Gastroduodenal and periampullary malignancies account for a small, but appreciable, number of deaths in patients with FAP. Duodenal polyposis occurs in approximately 90% of FAP patients and the overall lifetime risk of periampullary cancer is 3–5%.Advancing age and mutation location within the APC gene appear to have an effect on duodenal carcinoma risk.

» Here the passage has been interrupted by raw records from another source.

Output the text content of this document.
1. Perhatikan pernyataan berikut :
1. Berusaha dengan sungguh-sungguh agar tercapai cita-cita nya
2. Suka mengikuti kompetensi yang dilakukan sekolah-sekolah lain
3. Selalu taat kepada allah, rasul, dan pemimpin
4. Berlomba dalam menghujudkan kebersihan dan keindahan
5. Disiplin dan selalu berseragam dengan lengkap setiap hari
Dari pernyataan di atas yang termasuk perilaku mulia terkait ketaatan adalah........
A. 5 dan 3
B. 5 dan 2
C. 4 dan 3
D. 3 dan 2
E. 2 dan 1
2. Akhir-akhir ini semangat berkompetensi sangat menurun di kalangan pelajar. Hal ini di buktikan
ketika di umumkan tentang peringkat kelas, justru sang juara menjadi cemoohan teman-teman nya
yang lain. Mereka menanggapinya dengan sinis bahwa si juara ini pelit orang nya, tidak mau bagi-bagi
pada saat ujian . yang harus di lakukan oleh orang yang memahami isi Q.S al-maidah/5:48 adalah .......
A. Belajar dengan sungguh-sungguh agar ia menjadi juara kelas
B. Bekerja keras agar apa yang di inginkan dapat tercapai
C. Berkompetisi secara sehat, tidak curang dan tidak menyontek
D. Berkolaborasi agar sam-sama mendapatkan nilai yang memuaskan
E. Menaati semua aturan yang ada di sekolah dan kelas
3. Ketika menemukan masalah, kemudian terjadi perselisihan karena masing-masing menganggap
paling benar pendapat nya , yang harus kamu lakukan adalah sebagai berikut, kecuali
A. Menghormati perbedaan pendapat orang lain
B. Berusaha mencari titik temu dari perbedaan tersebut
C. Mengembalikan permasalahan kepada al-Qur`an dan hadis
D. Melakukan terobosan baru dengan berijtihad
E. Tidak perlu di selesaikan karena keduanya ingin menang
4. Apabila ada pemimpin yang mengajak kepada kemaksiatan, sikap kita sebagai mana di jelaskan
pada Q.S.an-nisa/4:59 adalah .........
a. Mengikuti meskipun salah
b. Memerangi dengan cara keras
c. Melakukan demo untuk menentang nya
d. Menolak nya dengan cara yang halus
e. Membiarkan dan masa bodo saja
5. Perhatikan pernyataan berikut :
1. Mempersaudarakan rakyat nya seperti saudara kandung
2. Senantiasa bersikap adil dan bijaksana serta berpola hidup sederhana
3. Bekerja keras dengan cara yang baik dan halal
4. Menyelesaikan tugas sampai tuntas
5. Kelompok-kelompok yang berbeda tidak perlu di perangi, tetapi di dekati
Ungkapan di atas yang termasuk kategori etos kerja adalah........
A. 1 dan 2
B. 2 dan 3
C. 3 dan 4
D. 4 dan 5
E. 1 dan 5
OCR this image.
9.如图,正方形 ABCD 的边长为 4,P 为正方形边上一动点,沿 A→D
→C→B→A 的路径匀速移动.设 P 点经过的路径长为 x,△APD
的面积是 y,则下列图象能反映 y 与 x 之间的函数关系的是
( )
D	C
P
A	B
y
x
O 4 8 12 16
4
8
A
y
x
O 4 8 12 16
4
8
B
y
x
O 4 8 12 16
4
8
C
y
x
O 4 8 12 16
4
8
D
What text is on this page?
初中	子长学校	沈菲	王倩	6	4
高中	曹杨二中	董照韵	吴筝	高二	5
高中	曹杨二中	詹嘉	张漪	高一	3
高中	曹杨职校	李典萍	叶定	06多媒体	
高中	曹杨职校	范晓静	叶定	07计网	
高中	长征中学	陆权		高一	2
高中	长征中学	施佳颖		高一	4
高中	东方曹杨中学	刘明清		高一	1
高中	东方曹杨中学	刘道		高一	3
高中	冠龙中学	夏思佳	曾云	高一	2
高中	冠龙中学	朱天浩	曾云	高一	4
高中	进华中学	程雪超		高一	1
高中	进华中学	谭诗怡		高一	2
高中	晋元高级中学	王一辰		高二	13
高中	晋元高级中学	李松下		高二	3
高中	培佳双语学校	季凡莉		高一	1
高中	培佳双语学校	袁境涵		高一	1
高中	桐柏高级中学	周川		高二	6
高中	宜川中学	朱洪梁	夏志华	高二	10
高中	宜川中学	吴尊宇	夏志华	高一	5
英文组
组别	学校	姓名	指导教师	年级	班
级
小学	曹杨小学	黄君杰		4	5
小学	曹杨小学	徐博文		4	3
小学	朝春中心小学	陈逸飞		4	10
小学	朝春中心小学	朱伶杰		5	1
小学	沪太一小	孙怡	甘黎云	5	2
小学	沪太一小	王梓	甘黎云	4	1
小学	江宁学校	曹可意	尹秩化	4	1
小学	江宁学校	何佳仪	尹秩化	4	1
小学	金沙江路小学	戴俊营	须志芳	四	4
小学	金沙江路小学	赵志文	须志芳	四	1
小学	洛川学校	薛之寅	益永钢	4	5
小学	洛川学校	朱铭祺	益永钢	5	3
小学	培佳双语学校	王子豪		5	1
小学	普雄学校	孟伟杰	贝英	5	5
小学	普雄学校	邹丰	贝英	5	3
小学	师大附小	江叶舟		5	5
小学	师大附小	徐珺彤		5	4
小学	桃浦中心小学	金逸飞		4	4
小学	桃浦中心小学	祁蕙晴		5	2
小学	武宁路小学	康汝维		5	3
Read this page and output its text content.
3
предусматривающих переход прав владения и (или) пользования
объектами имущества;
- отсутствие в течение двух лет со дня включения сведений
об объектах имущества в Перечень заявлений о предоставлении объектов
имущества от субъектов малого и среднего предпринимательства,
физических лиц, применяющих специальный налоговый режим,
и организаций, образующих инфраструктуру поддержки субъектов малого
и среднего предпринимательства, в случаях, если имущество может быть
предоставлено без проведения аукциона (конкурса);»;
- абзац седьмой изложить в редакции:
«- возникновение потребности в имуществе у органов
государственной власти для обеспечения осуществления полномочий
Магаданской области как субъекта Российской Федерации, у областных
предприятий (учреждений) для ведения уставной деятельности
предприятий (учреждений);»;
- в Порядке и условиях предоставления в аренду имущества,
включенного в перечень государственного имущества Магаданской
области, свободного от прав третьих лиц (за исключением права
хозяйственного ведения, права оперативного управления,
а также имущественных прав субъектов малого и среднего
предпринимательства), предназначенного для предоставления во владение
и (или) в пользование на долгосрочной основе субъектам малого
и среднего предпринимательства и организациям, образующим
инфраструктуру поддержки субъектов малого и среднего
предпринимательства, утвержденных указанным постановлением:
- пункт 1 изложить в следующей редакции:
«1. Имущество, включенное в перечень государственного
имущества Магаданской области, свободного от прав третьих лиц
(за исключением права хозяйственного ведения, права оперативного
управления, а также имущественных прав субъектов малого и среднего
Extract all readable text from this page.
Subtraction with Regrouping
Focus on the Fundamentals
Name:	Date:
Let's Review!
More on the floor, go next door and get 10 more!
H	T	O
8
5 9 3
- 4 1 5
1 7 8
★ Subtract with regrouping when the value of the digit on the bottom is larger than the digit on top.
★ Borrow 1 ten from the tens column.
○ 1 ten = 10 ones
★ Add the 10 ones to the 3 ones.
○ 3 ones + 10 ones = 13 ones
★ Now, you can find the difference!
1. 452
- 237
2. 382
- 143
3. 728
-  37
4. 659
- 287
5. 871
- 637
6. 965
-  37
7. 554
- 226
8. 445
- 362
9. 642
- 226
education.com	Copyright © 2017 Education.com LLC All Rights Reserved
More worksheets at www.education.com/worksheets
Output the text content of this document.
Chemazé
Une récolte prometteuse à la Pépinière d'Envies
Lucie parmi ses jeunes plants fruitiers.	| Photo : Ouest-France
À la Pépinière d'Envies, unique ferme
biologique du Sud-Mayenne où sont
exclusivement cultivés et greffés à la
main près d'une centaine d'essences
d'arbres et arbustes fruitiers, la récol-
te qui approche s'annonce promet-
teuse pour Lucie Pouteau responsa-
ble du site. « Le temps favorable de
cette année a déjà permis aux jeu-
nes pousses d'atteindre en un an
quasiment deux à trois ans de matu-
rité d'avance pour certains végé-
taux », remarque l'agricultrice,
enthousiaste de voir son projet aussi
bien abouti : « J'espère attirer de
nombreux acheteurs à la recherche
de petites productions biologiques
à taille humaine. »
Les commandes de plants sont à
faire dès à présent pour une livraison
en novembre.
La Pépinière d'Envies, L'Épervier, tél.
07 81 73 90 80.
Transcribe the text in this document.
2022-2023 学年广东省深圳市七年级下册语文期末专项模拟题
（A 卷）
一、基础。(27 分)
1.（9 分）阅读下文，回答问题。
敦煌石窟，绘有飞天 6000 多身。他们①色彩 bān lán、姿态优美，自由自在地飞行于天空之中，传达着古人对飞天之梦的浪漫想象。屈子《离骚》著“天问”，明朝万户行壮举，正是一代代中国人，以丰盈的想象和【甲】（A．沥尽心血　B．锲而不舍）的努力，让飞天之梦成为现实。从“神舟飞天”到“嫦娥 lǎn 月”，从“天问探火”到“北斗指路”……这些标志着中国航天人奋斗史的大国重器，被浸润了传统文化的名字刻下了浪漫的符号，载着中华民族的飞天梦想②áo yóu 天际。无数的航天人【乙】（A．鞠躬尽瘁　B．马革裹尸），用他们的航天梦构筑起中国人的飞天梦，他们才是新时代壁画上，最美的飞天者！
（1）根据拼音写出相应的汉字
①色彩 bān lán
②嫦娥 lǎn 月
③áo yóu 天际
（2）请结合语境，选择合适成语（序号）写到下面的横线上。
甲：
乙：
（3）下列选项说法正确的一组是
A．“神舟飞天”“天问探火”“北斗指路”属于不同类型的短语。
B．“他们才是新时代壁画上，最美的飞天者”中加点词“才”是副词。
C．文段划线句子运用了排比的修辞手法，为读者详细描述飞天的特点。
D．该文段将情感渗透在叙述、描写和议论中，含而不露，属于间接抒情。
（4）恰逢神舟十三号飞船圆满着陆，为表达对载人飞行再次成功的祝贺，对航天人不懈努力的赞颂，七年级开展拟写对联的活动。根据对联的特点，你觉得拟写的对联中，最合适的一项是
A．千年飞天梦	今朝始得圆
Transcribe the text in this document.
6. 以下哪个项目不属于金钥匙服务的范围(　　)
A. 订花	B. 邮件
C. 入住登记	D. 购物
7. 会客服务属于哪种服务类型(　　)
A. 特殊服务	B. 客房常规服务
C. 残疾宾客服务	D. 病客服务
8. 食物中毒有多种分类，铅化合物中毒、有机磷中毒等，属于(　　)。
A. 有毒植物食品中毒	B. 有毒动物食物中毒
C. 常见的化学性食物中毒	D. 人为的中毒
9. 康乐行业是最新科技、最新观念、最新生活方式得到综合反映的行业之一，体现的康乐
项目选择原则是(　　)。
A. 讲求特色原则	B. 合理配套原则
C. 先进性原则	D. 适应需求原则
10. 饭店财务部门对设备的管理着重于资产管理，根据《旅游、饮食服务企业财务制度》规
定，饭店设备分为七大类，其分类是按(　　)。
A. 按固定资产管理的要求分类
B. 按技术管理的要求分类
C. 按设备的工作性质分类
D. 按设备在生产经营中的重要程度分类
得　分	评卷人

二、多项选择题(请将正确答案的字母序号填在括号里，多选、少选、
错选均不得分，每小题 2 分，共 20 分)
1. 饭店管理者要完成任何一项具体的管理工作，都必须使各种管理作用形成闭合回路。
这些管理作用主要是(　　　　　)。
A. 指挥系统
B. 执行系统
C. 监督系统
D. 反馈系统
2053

Almost all FAP patients have some abnormality on inspection and biopsy of the duodenum by age 40. The degree of duodenal polyposis can be assessed using an endoscopic/histological scoring system (Spigelman classification143), which can be helpful in predicting the risk of duodenal cancer. The worst stage (IV) has a 10-year risk of 36% and stage 0 negligible risk.207 Hence, it seems reasonable to offer 3-yearly upper gastrointestinal surveillance from age 30 years and more frequently if there is extensive polyposis. However, it should be noted that the effectiveness of this intervention in reducing mortality is unknown, especially since duodenal polypectomy is unsatisfactory208 and prophylactic duodenectomy is a major undertaking with substantial attendant morbidity and mortality.